DiffS-NOCS: 3D Point Cloud Reconstruction through Coloring Sketches to NOCS Maps Using Diffusion Models
This addresses the challenge of accurate 3D reconstruction from sparse sketches for applications in computer vision and graphics, representing an incremental improvement over existing methods.
The paper tackles the problem of reconstructing 3D point clouds from 2D sketches by proposing DiffS-NOCS, which uses a diffusion model to generate NOCS maps from sketches and then combines them into point clouds, achieving controllable and fine-grained reconstruction as demonstrated on ShapeNet.
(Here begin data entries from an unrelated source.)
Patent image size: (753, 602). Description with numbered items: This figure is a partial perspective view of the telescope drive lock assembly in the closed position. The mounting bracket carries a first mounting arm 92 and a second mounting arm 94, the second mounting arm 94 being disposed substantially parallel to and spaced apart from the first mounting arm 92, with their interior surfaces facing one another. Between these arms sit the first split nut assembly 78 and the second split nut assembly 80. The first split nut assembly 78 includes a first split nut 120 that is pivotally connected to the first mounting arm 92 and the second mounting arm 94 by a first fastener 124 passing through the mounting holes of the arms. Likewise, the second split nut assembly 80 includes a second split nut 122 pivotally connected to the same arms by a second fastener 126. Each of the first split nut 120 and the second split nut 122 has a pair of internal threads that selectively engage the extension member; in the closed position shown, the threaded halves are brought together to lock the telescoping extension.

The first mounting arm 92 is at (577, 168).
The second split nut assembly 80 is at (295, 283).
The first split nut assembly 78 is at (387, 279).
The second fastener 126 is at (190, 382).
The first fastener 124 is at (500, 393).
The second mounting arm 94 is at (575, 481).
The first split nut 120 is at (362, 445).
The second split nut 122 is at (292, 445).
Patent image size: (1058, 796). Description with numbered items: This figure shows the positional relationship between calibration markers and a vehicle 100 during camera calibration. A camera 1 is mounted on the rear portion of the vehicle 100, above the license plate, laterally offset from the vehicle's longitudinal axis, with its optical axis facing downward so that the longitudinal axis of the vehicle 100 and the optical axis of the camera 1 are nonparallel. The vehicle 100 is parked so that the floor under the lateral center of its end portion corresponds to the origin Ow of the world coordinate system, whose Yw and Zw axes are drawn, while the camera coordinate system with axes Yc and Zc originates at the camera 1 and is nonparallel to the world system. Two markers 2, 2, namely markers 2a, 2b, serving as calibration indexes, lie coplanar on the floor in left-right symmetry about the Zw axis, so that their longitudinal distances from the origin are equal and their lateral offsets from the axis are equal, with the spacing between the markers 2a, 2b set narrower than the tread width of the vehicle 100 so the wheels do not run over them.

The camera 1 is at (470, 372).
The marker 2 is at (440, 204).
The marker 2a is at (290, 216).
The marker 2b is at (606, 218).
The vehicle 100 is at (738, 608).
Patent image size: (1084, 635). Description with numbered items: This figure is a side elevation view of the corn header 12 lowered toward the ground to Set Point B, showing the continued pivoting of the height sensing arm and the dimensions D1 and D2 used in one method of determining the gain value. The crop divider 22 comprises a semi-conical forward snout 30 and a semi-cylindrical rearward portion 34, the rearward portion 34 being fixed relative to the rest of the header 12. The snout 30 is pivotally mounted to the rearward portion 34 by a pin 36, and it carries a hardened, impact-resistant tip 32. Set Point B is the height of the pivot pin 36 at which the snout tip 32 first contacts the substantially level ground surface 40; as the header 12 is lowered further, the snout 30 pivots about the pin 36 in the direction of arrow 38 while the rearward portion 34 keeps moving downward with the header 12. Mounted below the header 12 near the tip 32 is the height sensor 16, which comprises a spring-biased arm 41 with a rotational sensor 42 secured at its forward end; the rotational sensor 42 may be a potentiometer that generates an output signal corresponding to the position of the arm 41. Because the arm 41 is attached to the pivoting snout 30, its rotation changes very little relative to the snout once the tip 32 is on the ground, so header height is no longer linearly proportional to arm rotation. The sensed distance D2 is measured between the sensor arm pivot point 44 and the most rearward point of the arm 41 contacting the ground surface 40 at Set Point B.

Reconstructing a 3D point cloud from a given conditional sketch is challenging. Existing methods often work directly in 3D space, but domain variability and difficulty in reconstructing accurate 3D structures from 2D sketches remain significant obstacles. Moreover, ideal models should also accept prompts for control, in addition with the sparse sketch, posing challenges in multi-modal fusion. We propose DiffS-NOCS (Diffusion-based Sketch-to-NOCS Map), which leverages ControlNet with a modified multi-view decoder to generate NOCS maps with embedded 3D structure and position information in 2D space from sketches. The 3D point cloud is reconstructed by combining multiple NOCS maps from different views. To enhance sketch understanding, we integrate a viewpoint encoder for extracting viewpoint features. Additionally, we design a feature-level multi-view aggregation network as the denoising module, facilitating cross-view information exchange and improving 3D consistency in NOCS map generation. Experiments on ShapeNet demonstrate that DiffS-NOCS achieves controllable and fine-grained point cloud reconstruction aligned with sketches.